Anatomie d’une trahison

 Renaud Dély

L’Observatoire

« Il y a bien longtemps que la gauche française ne pense plus ». Tel est l’amer constat que pose Renaud Dély: « la gauche a tourné le dos au progrès parce qu’elle a peur de l’avenir », elle s’est divisée, renfermée, sclérosée, oubliant l’optimisme des premiers socialistes et notamment celui de Pierre Leroux qui espérait trois progrès: scientifique, démocratique et individuel.

Avec une plume très ciselée, précise - mais non arrogante -, subtile et instruite de l’histoire de la gauche, Renaud Dély revient sur l’affaire Dreyfus, les combats de Jaurès, la brève euphorie du gouvernement Blum, la combattivité de François Mitterrand, pour constater que depuis l’arrivée d’Emmanuel Macron à l’Elysée, la gauche est devenue « méchante, aigrie, avec la volonté de combattre et de détruire. Elle a perdu ce qu’elle avait de plus beau: l’espérance ».

Déjà, pointait avec François Hollande un antisarkozisme tenant lieu de programme. Et depuis…

L’essayiste multiplie les exemples de décisions et de propos qui dévoilent les contresens dans lesquels se sont engouffrés les socialistes, confondant charité et justice, démocratie participative et stratégie d’éviction des talents de la gauche (les primaires populaires en 2022). Il s’interroge sur les slogans:

« Faire payer les riches » est-il un but en soi? La mise en œuvre de ce précepte ne doit-elle pas être pensée d’abord comme étant utile aux pauvres?

Faut-il vraiment s’offusquer qu’un candidat de gauche exprime son attachement aux bonnes choses de la table, la viande et le vin français?

La gauche gagne-t-elle en crédibilité lorsqu’elle répugne à chanter la Marseillaise, hymne révolutionnaire et mondialement reconnu?

En outre, le communautarisme, le wokisme, l’islamisme, sont autant de causes dans lesquelles la gauche s’est doucement perdue… Elle s’est trahie.

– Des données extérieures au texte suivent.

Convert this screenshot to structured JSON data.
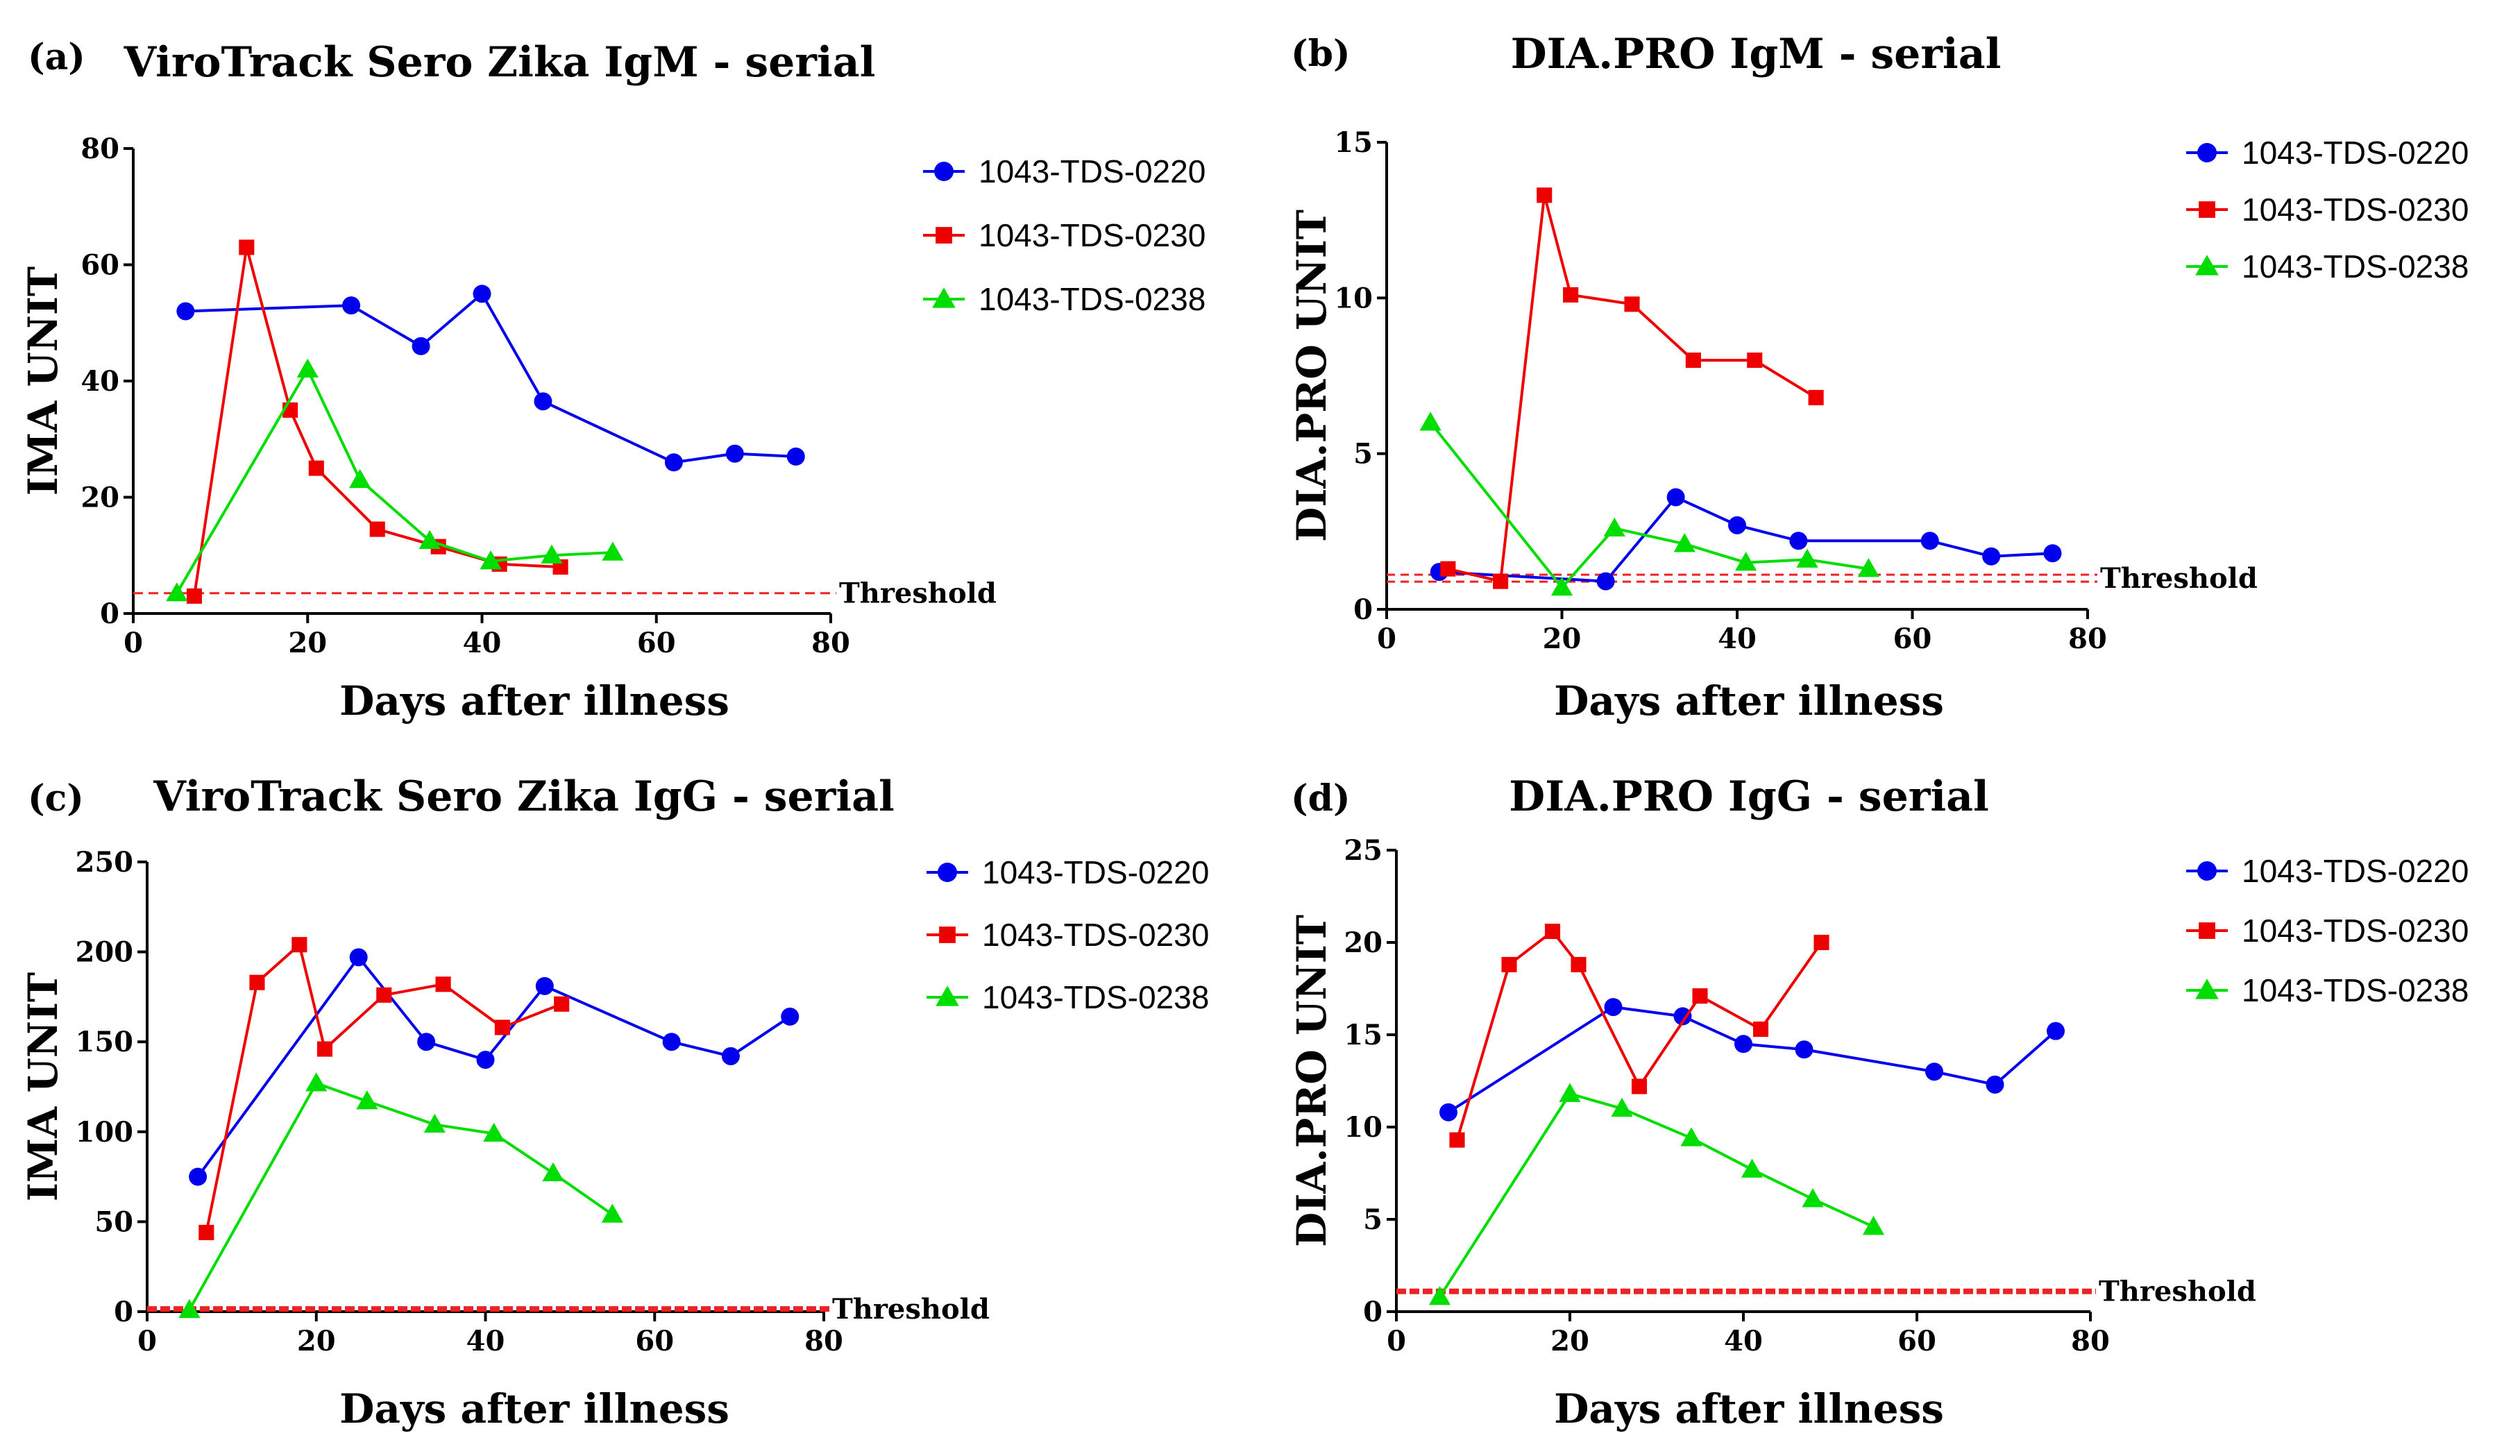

Plus de frontières, la gauche? Plus de racines? Déboussolée?

Ce que lui reproche au fond Renaud Dély, c’est de ne plus s’aimer elle-même. Et, dès lors, comment pourrait-elle plaire et attirer?

Le réquisitoire de l’essayiste n’est pas néanmoins destiné à la condamnation de la gauche, car il espère au contraire provoquer son réveil. Ah, si elle pouvait renouer avec les jours heureux…

Car la gauche existe tout de même, conclut Renaud Dély. Il faudrait juste qu’elle réapprenne à « changer la vie ».  Et non pas en prônant des valeurs, mais en s’intéressant au réel, en retrouvant le sens du peuple.

Un ouvrage passionnant, sincère, construit, qui doit être lu par tous ceux qui veulent, non pas seulement croire en la gauche, mais aussi croire en la politique.